Meet the candidates forum brings politicians and campaigns to campus

On Sept. 9, candidates running for national, state and local positions in the upcoming November elections established a presence with student voters in the College Union lobby.

Republican candidate for New York State Senate Pat Gallivan and representatives for several other candidates were present to answer students' questions and distribute campaign literature.

Judith Hunter, Livingston County democratic chair and a representative for Democratic state senate hopeful Cynthia Appleton, said that SUNY's fiscal standing and the uneasiness of the job market are serious concerns for Geneseo student voters. "[Appleton] is very much in favor of trying to create jobs in the district to allow students educated here to stay here," Hunter said.

"The way SUNY has been squeezed is just unsustainable," she added. "[Appleton] understands that the diminished support for SUNY is undermining New York State's ability to compete."

Gallivan also said that supporting SUNY and creating jobs are top priorities in his campaign platform. "We need to foster an environment that invites businesses and creates opportunities for individuals and families that allow them to remain in New York," Gallivan said. "Where will the [job] opportunities for students be when they graduate? Many students will have to look outside of New York State."

Gallivan said that he is in favor of passing The Public Higher Education Empowerment and Innovation Act, which would offer each SUNY school the flexibility to set its own tuition rates.

Representatives from both Republican and Democratic campaigns encouraged Geneseo students to register to vote locally rather than by absentee ballot in their home district.

"I'd encourage them to register and vote locally," Hunter said. "If you want to have an impact on where you live, then this is a great way to do it."

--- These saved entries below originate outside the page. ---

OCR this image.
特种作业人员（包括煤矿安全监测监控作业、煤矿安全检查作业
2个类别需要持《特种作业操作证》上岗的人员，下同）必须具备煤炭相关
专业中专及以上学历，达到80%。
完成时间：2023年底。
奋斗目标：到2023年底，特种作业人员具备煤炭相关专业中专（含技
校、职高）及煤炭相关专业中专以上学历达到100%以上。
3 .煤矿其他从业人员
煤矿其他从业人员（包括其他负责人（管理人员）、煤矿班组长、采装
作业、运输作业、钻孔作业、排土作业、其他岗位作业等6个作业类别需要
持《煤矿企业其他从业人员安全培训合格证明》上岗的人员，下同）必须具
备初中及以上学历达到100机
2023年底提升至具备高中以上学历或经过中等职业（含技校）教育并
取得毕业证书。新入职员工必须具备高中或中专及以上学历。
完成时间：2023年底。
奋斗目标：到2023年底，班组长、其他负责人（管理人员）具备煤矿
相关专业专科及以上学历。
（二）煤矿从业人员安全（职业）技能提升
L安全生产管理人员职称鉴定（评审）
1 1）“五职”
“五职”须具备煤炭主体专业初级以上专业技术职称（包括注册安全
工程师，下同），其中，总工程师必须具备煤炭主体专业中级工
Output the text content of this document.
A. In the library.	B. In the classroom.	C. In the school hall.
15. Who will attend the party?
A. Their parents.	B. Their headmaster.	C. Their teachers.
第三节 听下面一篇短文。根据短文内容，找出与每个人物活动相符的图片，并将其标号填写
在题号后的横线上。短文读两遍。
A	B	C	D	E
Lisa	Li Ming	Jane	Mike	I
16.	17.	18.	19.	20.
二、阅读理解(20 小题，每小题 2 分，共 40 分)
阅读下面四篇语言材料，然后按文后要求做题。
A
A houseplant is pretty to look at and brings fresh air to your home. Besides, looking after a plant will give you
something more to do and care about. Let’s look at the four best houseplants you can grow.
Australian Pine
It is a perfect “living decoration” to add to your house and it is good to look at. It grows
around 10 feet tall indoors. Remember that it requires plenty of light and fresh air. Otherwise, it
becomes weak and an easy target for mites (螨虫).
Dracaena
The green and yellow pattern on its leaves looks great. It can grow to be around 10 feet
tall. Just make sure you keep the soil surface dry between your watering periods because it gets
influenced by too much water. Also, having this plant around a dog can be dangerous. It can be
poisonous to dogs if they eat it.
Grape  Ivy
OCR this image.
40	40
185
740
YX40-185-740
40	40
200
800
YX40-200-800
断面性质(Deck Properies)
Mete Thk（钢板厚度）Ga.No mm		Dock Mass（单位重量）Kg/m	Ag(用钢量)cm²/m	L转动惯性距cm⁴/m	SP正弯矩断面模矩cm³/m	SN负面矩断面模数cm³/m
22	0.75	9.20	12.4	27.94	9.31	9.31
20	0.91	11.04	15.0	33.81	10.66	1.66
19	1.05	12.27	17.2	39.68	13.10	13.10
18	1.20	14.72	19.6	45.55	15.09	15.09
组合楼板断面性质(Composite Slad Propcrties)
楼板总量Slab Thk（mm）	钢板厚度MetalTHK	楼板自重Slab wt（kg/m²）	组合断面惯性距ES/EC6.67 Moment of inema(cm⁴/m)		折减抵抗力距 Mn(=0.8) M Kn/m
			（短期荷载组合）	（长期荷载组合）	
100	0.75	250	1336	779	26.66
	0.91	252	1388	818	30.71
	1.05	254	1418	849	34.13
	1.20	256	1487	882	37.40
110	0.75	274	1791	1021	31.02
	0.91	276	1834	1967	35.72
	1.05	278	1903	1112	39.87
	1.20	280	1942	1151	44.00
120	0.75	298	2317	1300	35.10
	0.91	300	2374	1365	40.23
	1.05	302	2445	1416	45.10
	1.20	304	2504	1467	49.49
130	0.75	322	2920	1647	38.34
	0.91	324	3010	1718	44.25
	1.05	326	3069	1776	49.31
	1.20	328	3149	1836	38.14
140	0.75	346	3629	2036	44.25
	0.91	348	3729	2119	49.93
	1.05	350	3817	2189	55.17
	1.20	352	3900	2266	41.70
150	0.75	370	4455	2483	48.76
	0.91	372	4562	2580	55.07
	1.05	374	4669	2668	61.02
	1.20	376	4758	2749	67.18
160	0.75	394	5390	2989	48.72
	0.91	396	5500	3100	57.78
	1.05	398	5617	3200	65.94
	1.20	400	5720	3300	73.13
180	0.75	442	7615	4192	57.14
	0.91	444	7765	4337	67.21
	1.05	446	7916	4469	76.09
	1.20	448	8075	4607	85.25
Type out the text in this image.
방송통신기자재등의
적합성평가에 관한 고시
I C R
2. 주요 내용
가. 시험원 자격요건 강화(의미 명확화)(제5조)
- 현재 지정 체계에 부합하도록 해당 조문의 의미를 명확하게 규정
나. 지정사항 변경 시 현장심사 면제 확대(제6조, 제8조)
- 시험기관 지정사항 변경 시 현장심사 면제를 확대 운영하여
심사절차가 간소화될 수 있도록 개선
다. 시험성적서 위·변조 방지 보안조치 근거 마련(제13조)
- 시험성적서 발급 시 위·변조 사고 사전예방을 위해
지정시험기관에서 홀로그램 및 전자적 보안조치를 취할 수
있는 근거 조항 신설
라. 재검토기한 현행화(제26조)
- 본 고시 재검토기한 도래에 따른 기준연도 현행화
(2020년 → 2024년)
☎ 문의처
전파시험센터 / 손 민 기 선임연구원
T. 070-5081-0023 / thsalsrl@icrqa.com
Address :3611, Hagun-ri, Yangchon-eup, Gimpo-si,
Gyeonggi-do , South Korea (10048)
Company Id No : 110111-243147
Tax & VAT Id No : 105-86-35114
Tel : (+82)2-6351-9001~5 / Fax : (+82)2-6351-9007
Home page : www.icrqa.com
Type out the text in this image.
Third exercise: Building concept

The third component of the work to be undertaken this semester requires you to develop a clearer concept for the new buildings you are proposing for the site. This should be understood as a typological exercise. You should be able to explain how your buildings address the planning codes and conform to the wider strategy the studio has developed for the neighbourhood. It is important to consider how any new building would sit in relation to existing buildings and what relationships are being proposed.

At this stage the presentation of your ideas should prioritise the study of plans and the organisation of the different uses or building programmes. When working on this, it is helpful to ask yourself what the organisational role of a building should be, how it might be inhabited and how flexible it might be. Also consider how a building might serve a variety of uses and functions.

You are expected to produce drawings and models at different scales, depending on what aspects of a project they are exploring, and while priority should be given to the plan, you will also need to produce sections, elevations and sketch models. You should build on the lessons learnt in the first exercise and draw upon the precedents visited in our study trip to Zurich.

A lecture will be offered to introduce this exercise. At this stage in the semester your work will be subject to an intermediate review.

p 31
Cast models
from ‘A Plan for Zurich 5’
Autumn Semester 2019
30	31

Representatives from several campaigns also urged students to get more intimately involved in the political race and welcomed the help of student volunteers.

"I encourage students to find a candidate they believe in, or to get involved with a political party that most aligns with their views," Gallivan said. "If you're not involved in the political process, then you have no effect on the direction that your government takes and have no influence on the things that affect you as a citizen … The more people get involved, the better our system will be."

Other represented candidates included Republican gubernatorial candidate Rick Lazio, who lost his primary bid to Carl Paladino on Tuesday; Republican candidates for state assembly Sean Hanna and Dan Burling, Republican candidate for United States Senate David Malpass, Democratic candidate for U.S. Senate Kirsten Gillibrand, Democratic candidate for state senate Mary Wilmot, Democratic candidate for state comptroller Tom DiNapoli and Democratic candidate for attorney general Eric Dinallo.

Voter registration forms can be picked up from College Union Room 353 and in the Student Association Office, College Union Room 316.